A succession of other well-known sporting personalities became close friends when he was in Yorkshire in the early part of the war or when he was posted to Italy. They Included his Squadron Leader Walter Winterbottom, the great England football coach; Freddie Maxwell, the Lambourn racing trainer who specialized in winning Ascot Gold Cups, and the Bedser twins, Alec and Eric, of Surrey and England cricketing fame.

With his huge sporting interests he naturally gravitated to such people, who could justifiably be referred to as gentlemen of sport and who shared his immense sense of fun.

Whilst in Harrogate he played rugby for the RAF and turned down an offer from Hunslet Rugby League Club. What he considered to be one of the worst experiences of his life was having to play at Cardiff Arms Park against the full Welsh side.

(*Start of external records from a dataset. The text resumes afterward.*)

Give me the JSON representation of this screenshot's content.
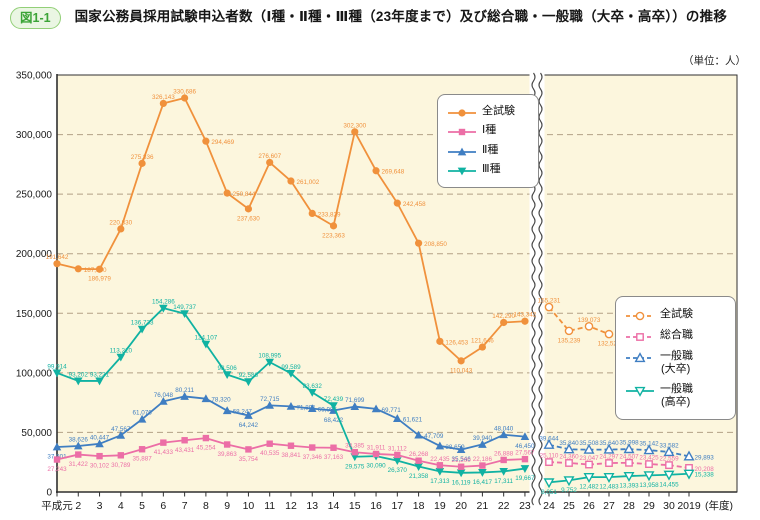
{
  "header": {
    "figure_label": "図1-1",
    "title": "国家公務員採用試験申込者数（Ⅰ種・Ⅱ種・Ⅲ種（23年度まで）及び総合職・一般職（大卒・高卒））の推移"
  },
  "unit_note": "（単位：人）",
  "colors": {
    "plot_bg": "#fcf6dd",
    "grid": "#b3a186",
    "axis": "#2f2f2f",
    "break_mark": "#4a4a4a",
    "orange": "#f0913c",
    "pink": "#ec6ea6",
    "blue": "#3f7ec2",
    "teal": "#10b2a2",
    "badge_bg": "#eaf6e3",
    "badge_border": "#92cf77",
    "badge_text": "#3ba437"
  },
  "chart_data": {
    "type": "line",
    "title": "国家公務員採用試験申込者数（Ⅰ種・Ⅱ種・Ⅲ種（23年度まで）及び総合職・一般職（大卒・高卒））の推移",
    "unit": "人",
    "grid": "dashed-horizontal",
    "y_axis": {
      "min": 0,
      "max": 350000,
      "step": 50000,
      "tick_labels": [
        "0",
        "50,000",
        "100,000",
        "150,000",
        "200,000",
        "250,000",
        "300,000",
        "350,000"
      ]
    },
    "x_axis": {
      "heisei_labels": [
        "平成元",
        "2",
        "3",
        "4",
        "5",
        "6",
        "7",
        "8",
        "9",
        "10",
        "11",
        "12",
        "13",
        "14",
        "15",
        "16",
        "17",
        "18",
        "19",
        "20",
        "21",
        "22",
        "23"
      ],
      "new_labels": [
        "24",
        "25",
        "26",
        "27",
        "28",
        "29",
        "30",
        "2019"
      ],
      "axis_suffix": "(年度)",
      "break_between": [
        "23",
        "24"
      ]
    },
    "series_heisei": [
      {
        "name": "全試験",
        "legend_lines": [
          "全試験"
        ],
        "color": "#f0913c",
        "marker": "circle",
        "line": "solid",
        "fill": "filled",
        "values": [
          191642,
          187340,
          186979,
          220830,
          275836,
          326143,
          330686,
          294469,
          250844,
          237630,
          276607,
          261002,
          233829,
          223363,
          302300,
          269648,
          242458,
          208850,
          126453,
          110043,
          121646,
          142290,
          143342
        ]
      },
      {
        "name": "Ⅰ種",
        "legend_lines": [
          "Ⅰ種"
        ],
        "color": "#ec6ea6",
        "marker": "square",
        "line": "solid",
        "fill": "filled",
        "values": [
          27243,
          31422,
          30102,
          30789,
          35887,
          41433,
          43431,
          45254,
          39863,
          35754,
          40535,
          38841,
          37346,
          37163,
          33385,
          31911,
          31112,
          26268,
          22435,
          21200,
          22186,
          26888,
          27567
        ]
      },
      {
        "name": "Ⅱ種",
        "legend_lines": [
          "Ⅱ種"
        ],
        "color": "#3f7ec2",
        "marker": "triangle-up",
        "line": "solid",
        "fill": "filled",
        "values": [
          37801,
          38626,
          40447,
          47567,
          61076,
          76048,
          80211,
          78320,
          68247,
          64242,
          72715,
          71891,
          69985,
          68422,
          71699,
          69771,
          61621,
          47709,
          38659,
          35546,
          39940,
          48040,
          46450
        ]
      },
      {
        "name": "Ⅲ種",
        "legend_lines": [
          "Ⅲ種"
        ],
        "color": "#10b2a2",
        "marker": "triangle-down",
        "line": "solid",
        "fill": "filled",
        "values": [
          99914,
          93202,
          93231,
          113210,
          136733,
          154286,
          149737,
          124107,
          98506,
          92586,
          108995,
          99589,
          83632,
          72439,
          29575,
          30090,
          26370,
          21358,
          17313,
          16119,
          16417,
          17311,
          19667
        ]
      }
    ],
    "series_new": [
      {
        "name": "全試験",
        "legend_lines": [
          "全試験"
        ],
        "color": "#f0913c",
        "marker": "circle",
        "line": "dashed",
        "fill": "hollow",
        "values": [
          155231,
          135239,
          139073,
          132521,
          138881,
          134656,
          130090,
          124666
        ]
      },
      {
        "name": "総合職",
        "legend_lines": [
          "総合職"
        ],
        "color": "#ec6ea6",
        "marker": "square",
        "line": "dashed",
        "fill": "hollow",
        "values": [
          25110,
          24360,
          23047,
          24297,
          24507,
          23425,
          22559,
          20208
        ]
      },
      {
        "name": "一般職（大卒）",
        "legend_lines": [
          "一般職",
          "(大卒)"
        ],
        "color": "#3f7ec2",
        "marker": "triangle-up",
        "line": "dashed",
        "fill": "hollow",
        "values": [
          39644,
          35840,
          35508,
          35640,
          35998,
          35142,
          33582,
          29893
        ]
      },
      {
        "name": "一般職（高卒）",
        "legend_lines": [
          "一般職",
          "(高卒)"
        ],
        "color": "#10b2a2",
        "marker": "triangle-down",
        "line": "solid",
        "fill": "hollow",
        "values": [
          8051,
          9752,
          12482,
          12483,
          13393,
          13958,
          14455,
          15338
        ]
      }
    ]
  }
}
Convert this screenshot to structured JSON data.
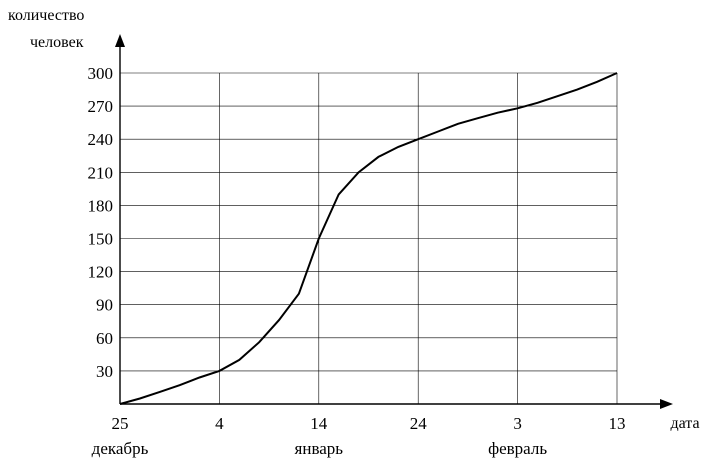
{
  "chart_data": {
    "type": "line",
    "xlabel": "дата",
    "ylabel": [
      "количество",
      "человек"
    ],
    "x_ticks": [
      "25",
      "4",
      "14",
      "24",
      "3",
      "13"
    ],
    "x_tick_values": [
      0,
      10,
      20,
      30,
      40,
      50
    ],
    "month_labels": [
      {
        "label": "декабрь",
        "at": 0
      },
      {
        "label": "январь",
        "at": 20
      },
      {
        "label": "февраль",
        "at": 40
      }
    ],
    "y_ticks": [
      30,
      60,
      90,
      120,
      150,
      180,
      210,
      240,
      270,
      300
    ],
    "xlim": [
      0,
      50
    ],
    "ylim": [
      0,
      300
    ],
    "grid": true,
    "series": [
      {
        "x": [
          0,
          2,
          4,
          6,
          8,
          10,
          12,
          14,
          16,
          18,
          20,
          22,
          24,
          26,
          28,
          30,
          32,
          34,
          36,
          38,
          40,
          42,
          44,
          46,
          48,
          50
        ],
        "y": [
          0,
          5,
          11,
          17,
          24,
          30,
          40,
          56,
          76,
          100,
          150,
          190,
          210,
          224,
          233,
          240,
          247,
          254,
          259,
          264,
          268,
          273,
          279,
          285,
          292,
          300
        ]
      }
    ]
  }
}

Also when in Yorkshire he had to go to check the defences at Scarborough, only to find that they consisted of a single telegraph pole pointing out to sea!

He lived in his youth in the village of Heolgerrig, near Merthyr Tydfil in South Wales, the son of a miner and whose mother was from farming stock.

His early lessons were in Welsh, so he learned English as a second language.

After being demobbed, he joined the staff of Colne Grammar School in 1946, moving to his wife's home area, and they lived together in Higherford, near Colne.

His hobbies included shooting, fishing and watching Burnley FC as a season ticket holder.

His next job was running Further Education in Barnoldswick and his final appointment was as Area Principal of the Calder Valley Colleges of Further Education until his retirement in 1976.

His final years were spent in Cross Hills involved with Malsis School which his daughter and son-in-law ran for 19 years. He was never on the pay roll but voluntarily taught woodwork at evenings and weekends.

He shared his ponies, a boyhood interest, with any pupils who were interested and some learned to drive them in the two spindle backed gigs and the Battlesden Car -- a four-wheeled dogcart -- which he had made.

His horse-drawn vehicles carried Father Christmas and Gala Queens in such places as Todmorden, Cowling and Lothersdale. At this time he was a member of the British Driving and Yorkshire Driving Societies and of the Shetland Pony and Welsh Stud Book Societies.

Mr Griffiths was a great raconteur and loved exchanging jokes with his friends and associates, jokes that even latterly he never forgot.

In his later years he was confined to the house, but he never lost his sense of humour nor his interest in everyone and everything.

He had been married for 59 years and leaves a widow, Barbara, and a married daughter, Pamela Clark.